I Want Your Job: Vashtie Kola, Designer And Director

By

When Vashtie Kola and I first met in 2011 at VIBE Magazine, she was the antithesis of a social butterfly.

At the time, the influencer was a burgeoning director and stylish creative whose connections and hard work had already made her the sweetheart of NYC's downtown scene.

Twitter wasn't quite the information machine it is today, so back then you had to do your homework to understand why Vashtie was a woman to watch.

Though her résumé now reads like a drop-down menu of achievements -- DJ, designer and model -- Vashtie is still the endearing, soft-spoken person I buzzed around while prepping for a fashion photoshoot.

"I'm beyond busy and becoming busier by the moment," she says about her multiple jobs. "Naturally, [as] women, we take on more than we can handle."

Today, as we settle into our interview, Vashtie still reminds me of who she was years ago. That girl who prefered to be behind the scenes, rather than clamoring for the spotlight.

The difference, however, is the curly-haired girl sitting before me in a furry, pink crop top and black slacks now understands the power of being front and center. She's learned how social media can act as a springboard for success.

Vashtie created the tomboy-meets-high fashion brand Violette, housed online and in Paris' popular Colette boutique. She also became the first woman to design a Jordan-brand sneaker and can be spotted in nationwide campaigns for Puma and DKNY. Not to mention, she's starred in five Toshiba commercials.

Before Vashtie began carving out her space on social media, she was a Trinidadian tomboy running with the guys in upstate New York.

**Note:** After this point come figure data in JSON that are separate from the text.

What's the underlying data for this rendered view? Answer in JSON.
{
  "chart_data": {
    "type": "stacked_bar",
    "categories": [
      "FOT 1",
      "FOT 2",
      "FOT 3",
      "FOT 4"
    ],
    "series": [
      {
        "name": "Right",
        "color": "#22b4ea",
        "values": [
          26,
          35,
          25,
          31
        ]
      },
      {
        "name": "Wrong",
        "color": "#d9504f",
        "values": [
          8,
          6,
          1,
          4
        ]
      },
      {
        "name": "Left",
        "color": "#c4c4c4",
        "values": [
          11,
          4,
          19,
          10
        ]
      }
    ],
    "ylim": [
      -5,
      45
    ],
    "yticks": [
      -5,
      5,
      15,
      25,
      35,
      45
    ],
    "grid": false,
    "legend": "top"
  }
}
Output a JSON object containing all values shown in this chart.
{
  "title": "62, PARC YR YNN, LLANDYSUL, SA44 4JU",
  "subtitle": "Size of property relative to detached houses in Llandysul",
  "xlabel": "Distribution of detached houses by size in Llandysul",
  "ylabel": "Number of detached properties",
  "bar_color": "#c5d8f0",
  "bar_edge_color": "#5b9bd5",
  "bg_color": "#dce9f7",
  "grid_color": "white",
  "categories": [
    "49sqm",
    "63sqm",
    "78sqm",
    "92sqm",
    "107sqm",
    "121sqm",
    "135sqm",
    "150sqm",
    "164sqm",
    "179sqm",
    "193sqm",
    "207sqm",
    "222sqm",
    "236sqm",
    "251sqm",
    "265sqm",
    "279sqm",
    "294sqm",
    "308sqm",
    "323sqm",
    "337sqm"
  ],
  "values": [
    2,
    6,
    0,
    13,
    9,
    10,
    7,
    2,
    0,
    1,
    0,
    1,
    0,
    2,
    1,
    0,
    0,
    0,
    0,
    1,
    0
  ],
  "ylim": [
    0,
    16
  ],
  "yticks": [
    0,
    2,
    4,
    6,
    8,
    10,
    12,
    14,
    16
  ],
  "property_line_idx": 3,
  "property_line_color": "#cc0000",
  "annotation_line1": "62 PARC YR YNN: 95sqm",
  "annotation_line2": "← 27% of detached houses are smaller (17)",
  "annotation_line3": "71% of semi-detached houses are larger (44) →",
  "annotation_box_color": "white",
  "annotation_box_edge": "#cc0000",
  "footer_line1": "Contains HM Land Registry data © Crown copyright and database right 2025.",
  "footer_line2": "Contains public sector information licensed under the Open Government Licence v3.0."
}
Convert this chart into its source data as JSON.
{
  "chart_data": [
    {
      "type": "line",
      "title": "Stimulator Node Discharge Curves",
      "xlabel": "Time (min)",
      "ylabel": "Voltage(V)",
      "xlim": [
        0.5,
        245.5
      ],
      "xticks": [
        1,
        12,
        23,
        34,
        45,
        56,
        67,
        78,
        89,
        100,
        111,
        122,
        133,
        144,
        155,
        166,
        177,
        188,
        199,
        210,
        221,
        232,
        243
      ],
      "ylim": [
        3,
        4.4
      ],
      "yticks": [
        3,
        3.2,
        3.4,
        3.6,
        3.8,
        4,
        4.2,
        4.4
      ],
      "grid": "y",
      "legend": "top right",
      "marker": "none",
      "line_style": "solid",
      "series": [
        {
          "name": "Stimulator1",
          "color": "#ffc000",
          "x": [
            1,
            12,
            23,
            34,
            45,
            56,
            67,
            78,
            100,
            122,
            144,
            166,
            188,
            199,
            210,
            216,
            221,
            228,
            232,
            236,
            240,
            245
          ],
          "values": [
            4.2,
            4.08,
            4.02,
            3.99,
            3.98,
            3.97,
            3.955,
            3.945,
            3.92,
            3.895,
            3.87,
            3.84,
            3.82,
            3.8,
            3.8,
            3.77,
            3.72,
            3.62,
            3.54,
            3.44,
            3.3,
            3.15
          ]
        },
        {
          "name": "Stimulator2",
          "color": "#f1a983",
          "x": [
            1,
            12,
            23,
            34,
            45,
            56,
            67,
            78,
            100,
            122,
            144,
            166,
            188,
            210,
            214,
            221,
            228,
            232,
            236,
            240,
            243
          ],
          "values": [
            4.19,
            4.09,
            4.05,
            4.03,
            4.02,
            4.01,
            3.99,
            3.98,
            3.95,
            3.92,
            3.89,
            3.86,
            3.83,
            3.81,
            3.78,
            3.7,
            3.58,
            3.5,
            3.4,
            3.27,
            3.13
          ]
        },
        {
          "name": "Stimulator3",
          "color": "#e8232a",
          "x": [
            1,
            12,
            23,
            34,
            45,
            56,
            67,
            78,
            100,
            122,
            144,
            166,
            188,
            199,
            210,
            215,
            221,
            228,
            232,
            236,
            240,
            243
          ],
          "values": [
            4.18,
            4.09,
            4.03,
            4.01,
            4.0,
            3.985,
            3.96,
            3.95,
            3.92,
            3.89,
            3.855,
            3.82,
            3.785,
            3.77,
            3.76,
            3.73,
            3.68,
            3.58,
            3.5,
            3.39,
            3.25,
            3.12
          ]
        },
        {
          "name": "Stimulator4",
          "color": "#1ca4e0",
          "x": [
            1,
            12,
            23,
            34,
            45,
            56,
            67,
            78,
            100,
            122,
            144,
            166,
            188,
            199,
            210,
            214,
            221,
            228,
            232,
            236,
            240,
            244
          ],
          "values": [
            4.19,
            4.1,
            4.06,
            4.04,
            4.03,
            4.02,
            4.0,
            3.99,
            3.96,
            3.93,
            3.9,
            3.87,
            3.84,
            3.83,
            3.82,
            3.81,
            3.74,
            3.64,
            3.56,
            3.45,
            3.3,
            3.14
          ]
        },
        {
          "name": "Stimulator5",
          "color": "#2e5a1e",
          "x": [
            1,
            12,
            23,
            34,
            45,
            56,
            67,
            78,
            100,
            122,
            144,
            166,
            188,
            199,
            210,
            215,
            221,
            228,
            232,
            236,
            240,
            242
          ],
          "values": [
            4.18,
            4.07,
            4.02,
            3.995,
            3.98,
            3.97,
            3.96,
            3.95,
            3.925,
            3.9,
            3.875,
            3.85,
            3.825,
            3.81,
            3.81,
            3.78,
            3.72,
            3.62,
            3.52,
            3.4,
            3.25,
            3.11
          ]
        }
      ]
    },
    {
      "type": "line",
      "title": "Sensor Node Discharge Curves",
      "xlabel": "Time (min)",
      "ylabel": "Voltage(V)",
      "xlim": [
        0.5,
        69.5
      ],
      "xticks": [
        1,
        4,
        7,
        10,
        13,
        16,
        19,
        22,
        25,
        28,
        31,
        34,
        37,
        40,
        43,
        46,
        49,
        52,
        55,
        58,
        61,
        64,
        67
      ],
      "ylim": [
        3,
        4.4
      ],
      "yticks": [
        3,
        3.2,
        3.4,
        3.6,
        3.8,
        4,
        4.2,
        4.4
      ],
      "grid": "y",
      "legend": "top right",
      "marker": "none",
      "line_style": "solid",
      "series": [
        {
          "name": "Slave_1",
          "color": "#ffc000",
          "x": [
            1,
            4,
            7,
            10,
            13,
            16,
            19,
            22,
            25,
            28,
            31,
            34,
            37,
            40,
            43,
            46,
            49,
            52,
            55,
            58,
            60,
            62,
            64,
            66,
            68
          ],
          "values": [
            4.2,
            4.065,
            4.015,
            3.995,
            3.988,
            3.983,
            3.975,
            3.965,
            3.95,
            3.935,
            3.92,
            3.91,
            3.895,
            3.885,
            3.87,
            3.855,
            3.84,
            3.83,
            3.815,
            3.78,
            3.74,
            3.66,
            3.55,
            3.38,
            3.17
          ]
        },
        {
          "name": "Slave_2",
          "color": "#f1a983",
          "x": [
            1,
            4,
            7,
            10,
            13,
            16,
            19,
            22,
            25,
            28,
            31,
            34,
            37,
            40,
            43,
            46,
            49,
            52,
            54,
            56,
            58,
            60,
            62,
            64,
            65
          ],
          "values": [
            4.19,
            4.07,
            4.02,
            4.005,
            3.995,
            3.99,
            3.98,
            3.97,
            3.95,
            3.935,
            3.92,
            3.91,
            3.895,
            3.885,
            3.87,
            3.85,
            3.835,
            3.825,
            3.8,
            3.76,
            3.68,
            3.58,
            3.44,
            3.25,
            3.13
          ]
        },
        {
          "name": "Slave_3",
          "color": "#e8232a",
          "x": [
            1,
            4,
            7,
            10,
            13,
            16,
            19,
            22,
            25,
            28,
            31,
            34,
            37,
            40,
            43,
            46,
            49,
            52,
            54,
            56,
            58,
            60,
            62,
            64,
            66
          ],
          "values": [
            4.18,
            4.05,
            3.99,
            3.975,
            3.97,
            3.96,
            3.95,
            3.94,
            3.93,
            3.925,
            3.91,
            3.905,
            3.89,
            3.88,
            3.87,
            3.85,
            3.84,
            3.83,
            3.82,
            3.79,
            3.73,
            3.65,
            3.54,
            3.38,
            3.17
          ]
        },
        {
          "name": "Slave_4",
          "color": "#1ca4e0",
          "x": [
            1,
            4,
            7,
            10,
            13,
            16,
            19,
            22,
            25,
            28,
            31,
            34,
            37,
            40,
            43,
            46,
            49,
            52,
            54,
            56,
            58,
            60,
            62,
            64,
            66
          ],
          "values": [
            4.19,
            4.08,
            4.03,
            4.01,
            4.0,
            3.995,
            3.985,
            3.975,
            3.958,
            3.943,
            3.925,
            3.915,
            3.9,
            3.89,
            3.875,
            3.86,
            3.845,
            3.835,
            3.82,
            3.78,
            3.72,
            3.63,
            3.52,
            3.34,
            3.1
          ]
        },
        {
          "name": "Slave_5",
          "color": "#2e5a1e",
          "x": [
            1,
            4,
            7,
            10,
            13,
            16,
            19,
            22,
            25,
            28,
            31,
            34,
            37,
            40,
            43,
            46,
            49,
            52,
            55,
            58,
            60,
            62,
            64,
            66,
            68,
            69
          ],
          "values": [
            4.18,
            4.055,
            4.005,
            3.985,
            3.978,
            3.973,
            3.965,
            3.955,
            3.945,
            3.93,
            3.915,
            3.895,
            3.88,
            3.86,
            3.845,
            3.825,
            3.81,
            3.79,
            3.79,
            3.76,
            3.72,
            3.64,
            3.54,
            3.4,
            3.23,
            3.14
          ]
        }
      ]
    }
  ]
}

Though playing with the boys made her most comfortable, Vashtie was shamelessly bullied in junior high school. It turned her off to all-girl squads for some time.

However, it taught her an invaluable lesson.

"I feel like we all go through this phase of girl-hate," she laughs, admitting she uses Facebook to show her former mean girls they didn't break her spirit. "But don't let anyone rain on your parade. If you have dreams and goals that your peers can't identify with, it's important not to allow them to shut you down. No one else is living your life for you, so you have to make sure everything you're doing is going to make you happy."

These days, however, she surrounds herself with positive women.

"I need women in my life to teach me things," Vashtie says.

Back in 1999, Vashtie found herself miles away from her home in Albany, NY and smack dab in the center of the Big Apple. While in the city, she made it a point to create relationships and work for popular clothing brands like Supreme.

Later, she established herself as a leading creative in style and art, helping design custom headphones with Beats By Dre and serving as the creative director of the fashion brand Billionaire Boys Club.

In other words, she was a shining star well before the Internet caught on.

Now, her days are jam-packed with DJ gigs, flights and meetings with her two social media managers. A typical day for Vashtie means waking up at seven or eight and heading the gym for about 90 minutes. Because she battles insomnia, hour-long workouts are not usually fun.

"But, within that hour, I'm answering emails, planning social media posts, corresponding on my social media," she explains. "I hate wasting time so I like to do a lot of things at once."

As her growing list of profitable talents continues to expand, so does her following.

For a woman who strives to keep it real, it's odd to see her thrive using a tool like social media. Instagram, in particular, is saturated with copycats.

Her only personal rule is to remain creatively authentic and unique, something she isn't used to seeing in this day and age.

"I grew up immersed in skate culture and hip-hop culture," she says. "Things from those realms and that era was all about authenticity."

Though Vashtie feels social media is a necessity in order to share everything she designs, she emphasizes the world of filtered selfies and flawless flicks doesn't tell the whole story of how hard she works to maintain her brand.

"You have to be dedicated to things you want because there's a lot of hard work behind it," she says. "You might not make money for a long time, but as long as you love it, it will fulfill you."

No matter which tools you use to fuel your dreams, she urges women to stop putting themselves through a filter.

"We question the way we look or if we're coming across as a bitch," she says, advising it's time to strip away the bullsh*t and be brutally honest. "Just be real with yourself. The story that you tell yourself [about who you are] is the story you're going to believe."